Da semplice carpentiere a esponente politico di spicco e re della Sanità trapanese. Pino Giammarinaro è uno che di strada ne ha fatta. Una storia personale costellata di procedimenti giudiziari. L’ultimo è stato la confisca di 15 milioni di euro e un provvedimento di sorveglianza speciale per cinque anni disposti dalla sezione misure di prevenzione del tribunale di Trapani lo scorso 21 aprile. I rapporti politico-affaristici nei quali Giammarinaro sono raccolti nelle oltre duemila pagine del decreto di confisca.
Gli investigatori hanno passato al setaccio la sua lunga carriera portando alla luce i legami tra l’ex deputato regionale della Dc e personaggi di spicco di Cosa nostra. Giammarinaro comincia a muovere i suoi primi passi in politica nel 1974, quando diventa consigliere del comitato provinciale della Democrazia Cristiana. Secondo i magistrati, l’ex deputato regionale oltre a godere del sostegno di tantissimi cittadini della provincia di Trapani godeva anche dell’appoggio di tanti uomini d’onore. Ne parla il pentito Salvatore Lanzalaco nel corso di un interrogatorio: «Giammarinaro rappresentava la Democrazia cristiana vicina ai Salvo – dice -. Fu messo in lista proprio per volere dei Salvo. Ricordo che per questa candidatura regionale del Giammarinaro c’erano dei problemi dovuti alle disavventure giudiziarie dello stesso».
Secondo il pentito furono proprio i cugini Salvo, noti come gli esattori di Cosa nostra, a convincere Giulio Andreotti a puntare tutto sull’imprenditore salemitano. Erano le elezioni regionali del 1991. Al comizio di chiusura della campagna elettorale prese parte lo stesso Andreotti accompagnato da Salvo Lima. I due furono accolti da un bagno di folla all’interno del Palazzetto dello sport. Giammarinaro venne eletto con oltre il 50 per cento delle preferenze. Di quelle elezioni hanno parlato altri pentiti. Per l’ ex patron del Trapani calcio Nino Birrittella, Giammarinaro godeva del sostegno politico anche del boss trapanese Vincenzo Virga che – secondo le parole di Birrittella – nel corso di un incontro lo aveva definito «un picciotto sperto che avrebbe fatto strada». Stando alle parole di Birrittella, la mafia, che fino a quel momento aveva appoggiato Francesco Canino, decise di puntare tutto su Giammarinaro per avere un contatto all’interno dell’Ars. «Canino sosteneva un clientelismo di piccolo cabotaggio. Giammarinaro garantiva accesso ai grandi finanziamenti», avrebbe detto Virga motivando la sua scelta di appoggiarlo.

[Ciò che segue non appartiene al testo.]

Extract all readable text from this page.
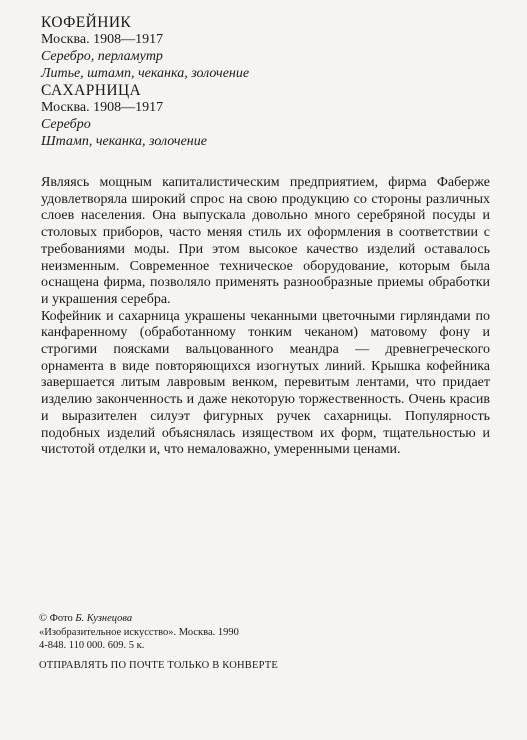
КОФЕЙНИК
Москва. 1908—1917
Серебро, перламутр
Литье, штамп, чеканка, золочение
САХАРНИЦА
Москва. 1908—1917
Серебро
Штамп, чеканка, золочение

Являясь мощным капиталистическим предприятием, фирма Фаберже удовлетворяла широкий спрос на свою продукцию со стороны различных слоев населения. Она выпускала довольно много серебряной посуды и столовых приборов, часто меняя стиль их оформления в соответствии с требованиями моды. При этом высокое качество изделий оставалось неизменным. Современное техническое оборудование, которым была оснащена фирма, позволяло применять разнообразные приемы обработки и украшения серебра.

Кофейник и сахарница украшены чеканными цветочными гирляндами по канфаренному (обработанному тонким чеканом) матовому фону и строгими поясками вальцованного меандра — древнегреческого орнамента в виде повторяющихся изогнутых линий. Крышка кофейника завершается литым лавровым венком, перевитым лентами, что придает изделию законченность и даже некоторую торжественность. Очень красив и выразителен силуэт фигурных ручек сахарницы. Популярность подобных изделий объяснялась изяществом их форм, тщательностью и чистотой отделки и, что немаловажно, умеренными ценами.

© Фото Б. Кузнецова
«Изобразительное искусство». Москва. 1990
4-848. 110 000. 609. 5 к.
ОТПРАВЛЯТЬ ПО ПОЧТЕ ТОЛЬКО В КОНВЕРТЕ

Fondi che, a detta dei magistrati, non tardarono ad arrivare. In particolare l’ex deputato avrebbe garantito i soldi necessari ad alcuni lavori di rifacimento di alcune strade in provincia di Trapani, assegnati a una ditta appartenente a un uomo di Provenzano. Un potere, quello di Giammarinaro, ottenuto grazie alla sua capacità di veicolare voti. Pur essendo scomparso dalla scena politica, il suo nome salta fuori nelle elezioni regionali del 2008, quando appoggia la candidatura nelle file dell’Udc dell’allora presidente dell’ordine dei medici Pio Lo Giudice. A seguito dell’elezione di Lo Giudice, con oltre diecimila preferenze, Giammarinaro finì sotto inchiesta. A denunciarlo, un medico che agli inquirenti raccontò di aver ricevuto una visita da parte del politico, il quale gli aveva raccomandato di votare e sostenere Lo Giudice. «Quell’incontro mi turbò parecchio – affermò il medico – perché a mio avviso va letto come l’inalterato interesse che Giammarinaro nutre nel mondo della sanità regionale, provvedendo egli stesso a estendere la propria influenza per far eleggere soggetti a lui particolarmente vicini, con l’evidente intento di averne un successivo ritorno in termine di controllo delle scelte politico amministrative». La denuncia, tuttavia, non ebbe alcun seguito. Il procedimento venne infatti archiviato.